I think lots of writers have been accused of writing themselves into stories.
I feel that the maturity of the writer is not completely isolating themselves from their stories, for to create a truly realistic world, you need to write from a perspective of experience; but rather how expertly the writer writes pieces of their lives into the story.
As a non-professional writer, I obviously have yet to be able to create a main character from scratch who is a radically different person from myself, but what I do make an effort to do is to differentiate this character from me. Because as plot and story progresses, we as writers lose control of our world, the laws of the new universe has come into play and all we can do is put down the most logical progression into words.
But that’s straying.
In all honesty, I believe all writers, good and bad, do a self-insert into the story they write, it’s just the matter of how big the character is. What differentiates the better writers to the burgeoning ones however, I feel, is that teh more experienced, seasoned writers no longer write themselves as the main leads. Not to say that I’m some professional writer, but having been writing for a while, and reading other writers’ work, I see that we all have the tendency to write ourselves in as secondary supporting characters, usually voices of reason so that it’s easier to move plot along when necessary but never actually affecting the main characters growth.

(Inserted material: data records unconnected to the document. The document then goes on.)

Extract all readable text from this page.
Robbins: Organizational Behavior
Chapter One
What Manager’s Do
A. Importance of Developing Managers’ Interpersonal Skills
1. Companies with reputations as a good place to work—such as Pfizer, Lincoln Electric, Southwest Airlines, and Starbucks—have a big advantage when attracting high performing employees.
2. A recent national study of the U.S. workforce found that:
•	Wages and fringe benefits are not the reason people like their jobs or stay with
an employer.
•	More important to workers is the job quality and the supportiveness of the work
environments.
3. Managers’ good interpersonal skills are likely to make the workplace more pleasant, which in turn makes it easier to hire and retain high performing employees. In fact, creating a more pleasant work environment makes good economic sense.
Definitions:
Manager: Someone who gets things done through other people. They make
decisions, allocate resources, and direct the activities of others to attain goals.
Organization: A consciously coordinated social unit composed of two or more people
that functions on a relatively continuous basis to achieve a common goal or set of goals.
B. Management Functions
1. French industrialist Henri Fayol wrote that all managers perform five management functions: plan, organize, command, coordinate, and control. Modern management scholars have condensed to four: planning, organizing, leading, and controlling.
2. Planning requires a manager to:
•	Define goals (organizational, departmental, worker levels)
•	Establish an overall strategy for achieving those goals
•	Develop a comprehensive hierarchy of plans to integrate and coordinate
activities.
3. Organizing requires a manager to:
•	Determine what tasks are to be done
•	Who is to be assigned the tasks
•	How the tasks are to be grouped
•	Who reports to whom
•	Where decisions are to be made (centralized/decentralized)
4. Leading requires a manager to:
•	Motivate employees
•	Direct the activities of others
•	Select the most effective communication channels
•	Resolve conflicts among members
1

Moving on from that however, I find it quite funny when people point out to writers that characters are similar to them.
No shit sherlock.
In fact EVERY single character in any story holds a little piece of the author.
You probably notice it most in the protagonists because they’re featured most prominently, but really, to create characters, what writers are really doing is chipping off bits of themselves and people they know and meshing these bits into new people, who then grow into their own individuals in the world the writer creates.
You can’t really create a brand new character from nothing, you need basis, from stories you’ve read, people you’ve met and lives you’ve seen so that your characters will make the appropriate realistic choices and actions. It’s hard to write about characters you cannot relate to, it’s just some characters whom you write about, people don’t realize you CAN relate to. Also, if the plot progresses in a way that’s vastly different from the author, then either the author is going through something life-changing or you don’t know this person as well as you think you do. Honestly, we as authors wouldn’t write a story whose plot deviates from our own beliefs.
If we do, then we’re experimenting about a new belief, looking at things from a new perspective…which ultimately means this is a possibility, a perspective that we accept.
So there you have it, what goes on inside the story when we are crafting it.
Actually, if you have friends who are writers, and they keep a notebook of plot bunnies, read it sometimes. It’s fun to see how our brains work, how we cancel and re-write different scenarios because they aren’t real enough for us. It really puts life into perspective, because each of these unused plots are possibilities, just like choices we chose not to make that could have led to a different future. But then realize, whilst some futures are radically different, others remain pretty much the some. But one thing never changes, all things come to an end. Just like life.
Ooo yes, Chocomon has made this much profound.